За спиной хирурга, уже склонившегося над своим пациентом, в волнении стоял бальи де Сюфрен, которого только что известили о случившемся эстафетой.
Прославленный моряк решительно ничего не понимал в этом обмороке, в этом внезапном недомогании.
— Странно, странно, — говорил он, взяв руку Шарни и взглянув на его тусклые глаза. — Знаете, доктор, ведь мой племянник никогда не бывал болен.
— Это ничего не доказывает, — ответил доктор.
— Значит, версальский воздух очень душен, так как повторяю вам, я в течение десяти лет видел Оливье на море всегда бодрым и, как мачта, крепким.
— Дело в его ране, — сказал один из присутствующих офицеров.
— Как в его ране?! — воскликнул адмирал. — Оливье никогда еще не был ранен.
— Простите, — ответил офицер, указывая на окровавленную повязку, — я полагал…
Господин де Сюфрен увидел кровь.
— Ну, хорошо, хорошо, — сказал с добродушной резкостью доктор, пощупав пульс больного, — стоит ли спорить о причинах болезни? Он болен, это несомненно, и постараемся вылечить его, если возможно.
Бальи любил определенные ответы, и хирурги его кораблей не были приучены смягчать свои слова.
— Это очень опасно, доктор? — спросил он с большим волнением, чем желал показать.
— Не больше, чем царапина бритвой на подбородке.
— Хорошо. Поблагодарите короля, господа.
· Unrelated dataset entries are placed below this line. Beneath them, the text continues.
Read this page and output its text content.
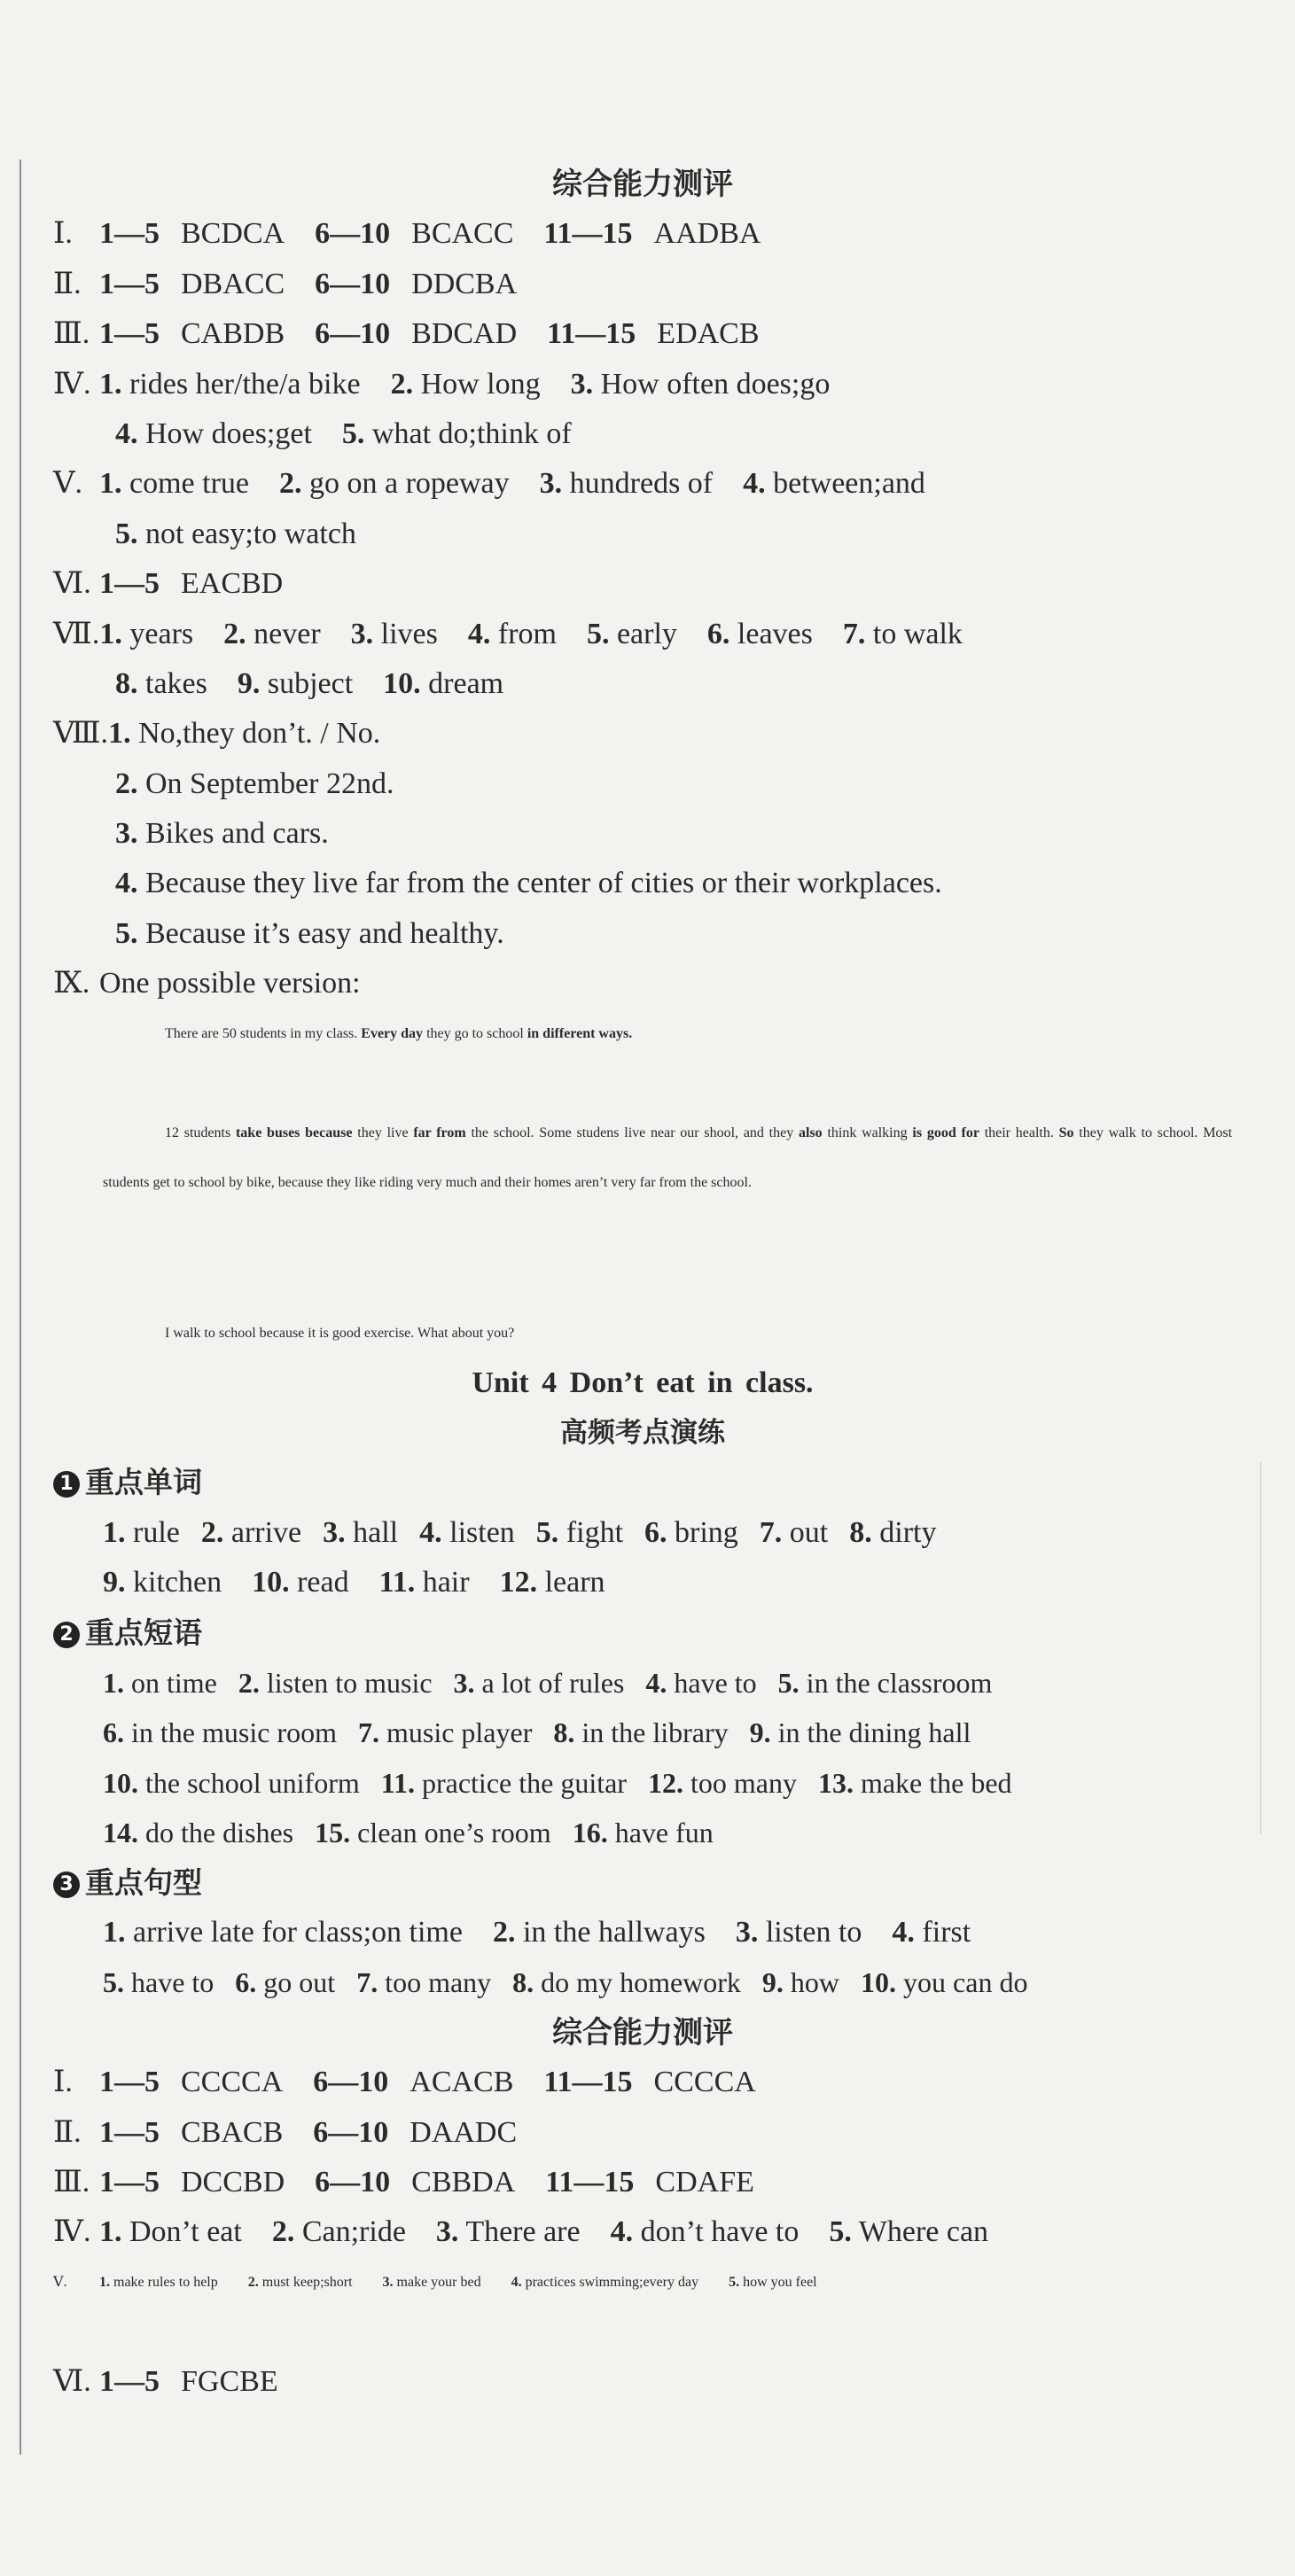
综合能力测评
Ⅰ. 1—5 BCDCA 6—10 BCACC 11—15 AADBA
Ⅱ. 1—5 DBACC 6—10 DDCBA
Ⅲ. 1—5 CABDB 6—10 BDCAD 11—15 EDACB
Ⅳ. 1. rides her/the/a bike 2. How long 3. How often does;go
4. How does;get 5. what do;think of
Ⅴ. 1. come true 2. go on a ropeway 3. hundreds of 4. between;and
5. not easy;to watch
Ⅵ. 1—5 EACBD
Ⅶ.1. years 2. never 3. lives 4. from 5. early 6. leaves 7. to walk
8. takes 9. subject 10. dream
Ⅷ.1. No,they don’t. / No.
2. On September 22nd.
3. Bikes and cars.
4. Because they live far from the center of cities or their workplaces.
5. Because it’s easy and healthy.
Ⅸ. One possible version:
There are 50 students in my class. Every day they go to school in different ways.
12 students take buses because they live far from the school. Some studens live near our shool, and they also think walking is good for their health. So they walk to school. Most students get to school by bike, because they like riding very much and their homes aren’t very far from the school.
I walk to school because it is good exercise. What about you?
Unit 4 Don’t eat in class.
高频考点演练
1 重点单词
1. rule 2. arrive 3. hall 4. listen 5. fight 6. bring 7. out 8. dirty
9. kitchen 10. read 11. hair 12. learn
2 重点短语
1. on time 2. listen to music 3. a lot of rules 4. have to 5. in the classroom
6. in the music room 7. music player 8. in the library 9. in the dining hall
10. the school uniform 11. practice the guitar 12. too many 13. make the bed
14. do the dishes 15. clean one’s room 16. have fun
3 重点句型
1. arrive late for class;on time 2. in the hallways 3. listen to 4. first
5. have to 6. go out 7. too many 8. do my homework 9. how 10. you can do
综合能力测评
Ⅰ. 1—5 CCCCA 6—10 ACACB 11—15 CCCCA
Ⅱ. 1—5 CBACB 6—10 DAADC
Ⅲ. 1—5 DCCBD 6—10 CBBDA 11—15 CDAFE
Ⅳ. 1. Don’t eat 2. Can;ride 3. There are 4. don’t have to 5. Where can
Ⅴ. 1. make rules to help 2. must keep;short 3. make your bed 4. practices swimming;every day 5. how you feel
Ⅵ. 1—5 FGCBE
Оливье, я еще приду навестить тебя.
Оливье слегка шевельнул веками и пальцами, точно желая поблагодарить дядю за то, что он уходит, и доктора, заставившего его решиться оставить племянника.
Затем, чувствуя себя счастливым оттого, что он может вытянуться на кровати и что он находится на попечении умного и сердечного человека, Оливье притворился спящим.
Доктор отослал всех.
Оливье вскоре действительно заснул, поблагодарив Небо за то, что с ним случилось, или скорее за то, что с ним не случилось ничего дурного в таких серьезных обстоятельствах.
Им овладела лихорадка — эта чудесная восстановительница человеческой природы, вечная сила, которая цветет в крови и, служа предначертаниям Бога, то есть природы человека, пускает ростки здоровья в больном или уносит живого в расцвете здоровья.
В пылу лихорадки, перебрав в уме сцену с Филиппом, сцену с королевой, сцену с королем, Оливье попал в страшный круг, в ту сеть, которую неистовая кровь набрасывает на разум… Он бредил.
Три часа спустя его голос можно было слышать из галереи, где прогуливались несколько гвардейцев; заметив это, доктор позвал своего лакея и приказал ему поднять Оливье. Больной жалобно застонал.
— Окутай ему голову одеялом.
— А как я это сделаю? — спросил лакей. — Он очень тяжел и страшно отбивается. Я попрошу кого-нибудь из господ гвардейцев помочь мне.
— Ты мокрая курица, если боишься больного, — сказал старый доктор.
— Сударь…
— Если ты находишь его слишком тяжелым, значит, ты не так силен, как я думал. Поэтому я тебя отошлю назад в Овернь.
Угроза оказала действие. Шарни, который кричал, ругался, бредил и сильно размахивал руками, был поднят овернцем, как перышко, на глазах гвардейцев.
Последние обступили доктора Луи с вопросами.
— Господа, — крикнул доктор как можно громче, чтобы заглушить голос Шарни, — вы понимаете, что я не стану каждый час делать целое льё, чтобы навещать больного, которого доверил мне король. Ваша галерея находится на краю света.
— Куда же вы его несете, доктор?
— К себе, потому что я очень ленив. У меня здесь, как вам известно, две комнаты; я уложу его в одной из них, и послезавтра, если никто не будет беспокоить его, я дам вам отчет о его здоровье.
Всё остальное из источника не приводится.